MMMMM----- Recipe via Meal-Master (tm) v8.01
       Title: Queen Ida’s Roux
  Categories: Cajun, Condiment, Ceideburg 2
       Yield: 3 servings
   1 1/2 c  Oil
       2 c  Flour
   Here’s a little something for when you get tired of all that
   disgusting smoked salmon...  Had a real treat in the food section
   from the SF Chron last Wednesday.  There was a big article on Queen
   Ida along with her recipe for gumbo.  She has a cookbook out++how
   that escaped me I have no idea. It’s called “Cookin' With Queen Ida”.
   Once roux has started to color, never leave the stove:  ignore
   telephones, doorbells, children and the pets, and keep stirring.  If
   a roux burns (it will develop a burned smell and blackened patches),
   throw it out and start over.  Roux can't be rushed, it’s a gradual
   process and needs patience. When cooked too rapidly, roux may brown
   but it won't develop its characteristic flavor.  When roux is done,
   it will smell like well-cooked flour; it may taste and smell slightly
   bitter when sampled 'as is', but this doesn't mean it is burned.
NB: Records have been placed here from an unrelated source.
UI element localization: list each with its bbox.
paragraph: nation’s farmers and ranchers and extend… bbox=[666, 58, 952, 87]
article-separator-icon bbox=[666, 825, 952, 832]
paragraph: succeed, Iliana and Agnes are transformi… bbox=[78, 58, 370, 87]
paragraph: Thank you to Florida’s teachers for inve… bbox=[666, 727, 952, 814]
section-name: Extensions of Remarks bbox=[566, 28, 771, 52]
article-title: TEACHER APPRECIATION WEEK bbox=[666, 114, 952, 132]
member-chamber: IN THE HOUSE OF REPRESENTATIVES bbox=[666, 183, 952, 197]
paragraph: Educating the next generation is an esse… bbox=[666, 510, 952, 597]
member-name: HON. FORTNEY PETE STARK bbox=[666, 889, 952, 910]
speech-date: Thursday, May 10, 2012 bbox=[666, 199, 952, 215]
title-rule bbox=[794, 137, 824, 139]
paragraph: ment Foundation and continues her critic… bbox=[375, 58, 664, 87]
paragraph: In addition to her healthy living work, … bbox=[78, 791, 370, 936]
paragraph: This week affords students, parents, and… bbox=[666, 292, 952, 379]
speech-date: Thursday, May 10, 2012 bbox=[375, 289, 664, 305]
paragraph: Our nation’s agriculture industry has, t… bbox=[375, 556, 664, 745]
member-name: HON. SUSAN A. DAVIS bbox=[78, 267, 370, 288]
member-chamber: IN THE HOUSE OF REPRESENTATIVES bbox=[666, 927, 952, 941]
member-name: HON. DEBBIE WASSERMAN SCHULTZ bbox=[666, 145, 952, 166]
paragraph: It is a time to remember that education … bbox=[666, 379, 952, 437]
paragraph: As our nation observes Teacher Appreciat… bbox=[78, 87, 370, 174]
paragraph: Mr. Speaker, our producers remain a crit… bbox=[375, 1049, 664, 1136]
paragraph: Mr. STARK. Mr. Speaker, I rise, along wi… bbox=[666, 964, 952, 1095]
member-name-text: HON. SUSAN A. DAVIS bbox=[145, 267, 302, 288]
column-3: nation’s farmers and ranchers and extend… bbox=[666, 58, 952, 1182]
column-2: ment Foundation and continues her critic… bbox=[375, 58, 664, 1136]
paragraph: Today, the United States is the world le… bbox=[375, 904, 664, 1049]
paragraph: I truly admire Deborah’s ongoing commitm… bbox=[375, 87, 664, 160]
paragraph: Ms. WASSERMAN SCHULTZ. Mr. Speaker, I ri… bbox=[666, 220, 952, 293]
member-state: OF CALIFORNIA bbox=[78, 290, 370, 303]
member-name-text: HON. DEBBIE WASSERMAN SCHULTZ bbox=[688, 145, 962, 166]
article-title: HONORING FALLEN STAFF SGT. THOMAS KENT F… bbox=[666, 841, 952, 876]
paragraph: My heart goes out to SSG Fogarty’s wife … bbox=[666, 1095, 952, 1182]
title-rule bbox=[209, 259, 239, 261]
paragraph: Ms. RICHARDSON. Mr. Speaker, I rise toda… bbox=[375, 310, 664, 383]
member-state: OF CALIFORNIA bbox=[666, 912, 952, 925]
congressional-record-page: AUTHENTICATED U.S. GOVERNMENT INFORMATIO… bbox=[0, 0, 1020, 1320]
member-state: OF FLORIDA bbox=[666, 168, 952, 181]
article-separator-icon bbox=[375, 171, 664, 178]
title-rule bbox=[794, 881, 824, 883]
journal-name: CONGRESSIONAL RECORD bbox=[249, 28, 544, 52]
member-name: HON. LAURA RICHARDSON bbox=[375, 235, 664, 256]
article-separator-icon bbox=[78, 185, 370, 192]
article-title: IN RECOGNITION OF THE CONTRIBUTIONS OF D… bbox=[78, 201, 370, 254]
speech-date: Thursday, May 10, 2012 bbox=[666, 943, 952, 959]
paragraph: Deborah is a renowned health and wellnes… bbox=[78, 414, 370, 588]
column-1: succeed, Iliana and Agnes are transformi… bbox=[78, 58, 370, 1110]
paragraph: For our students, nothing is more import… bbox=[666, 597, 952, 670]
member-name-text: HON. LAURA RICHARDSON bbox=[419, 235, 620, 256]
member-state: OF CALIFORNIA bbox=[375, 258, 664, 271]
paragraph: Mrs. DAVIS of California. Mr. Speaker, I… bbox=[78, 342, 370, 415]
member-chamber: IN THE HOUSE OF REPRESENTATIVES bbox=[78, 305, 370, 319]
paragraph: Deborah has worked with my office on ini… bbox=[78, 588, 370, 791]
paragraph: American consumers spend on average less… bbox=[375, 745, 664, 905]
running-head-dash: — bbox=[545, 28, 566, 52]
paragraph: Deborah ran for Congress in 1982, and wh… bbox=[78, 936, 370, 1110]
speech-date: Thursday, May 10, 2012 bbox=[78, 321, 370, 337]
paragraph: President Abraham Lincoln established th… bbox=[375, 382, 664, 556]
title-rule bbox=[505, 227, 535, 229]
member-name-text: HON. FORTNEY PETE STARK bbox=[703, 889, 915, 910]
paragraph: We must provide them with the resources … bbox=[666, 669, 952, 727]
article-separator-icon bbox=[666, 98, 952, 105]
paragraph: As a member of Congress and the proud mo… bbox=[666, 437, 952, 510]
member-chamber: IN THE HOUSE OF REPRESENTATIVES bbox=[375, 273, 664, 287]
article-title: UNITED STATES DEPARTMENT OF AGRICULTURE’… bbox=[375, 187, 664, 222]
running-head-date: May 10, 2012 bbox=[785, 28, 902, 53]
   Mix oil and flour in a heavy cast-iron skillet.  Do NOT use a
   nonstick-coated pan.  If mixture is not as soft as pancake batter,
   add more oil.
   Cook over low to medium heat, stirring gently but constantly with a
   wooden spoon, scraping roux from bottom and sides of skillet.  If any
   lumps develop, whisk with a wire whisk until they break up.  Cook
   until the color is almost a mahogany or chile powder red-brown.  This
   will take from 30 to 60 minutes, depending on your pan and heat of
   your stove.  Be patient.
   After the roux is done, remove from heat to cool, but keep stirring
   constantly for the first few minutes.  Then stir frequently for 10
   minutes longer, since roux will continue to cook from its own heat
   for a few minutes.  As the roux cools, some of the oil will float to
   the top. Spoon it off.
   Turn roux into a container, and store in the refrigerator.  Before
   using, skim off any oil that has separated out, and let roux come to
   room temperature.
   NOTE:  If you do a lot of Creole cooking, you can double or triple the
   recipe.  It will take longer to cook, of course.
   Posted by Stephen Ceideberg; August 27 1992.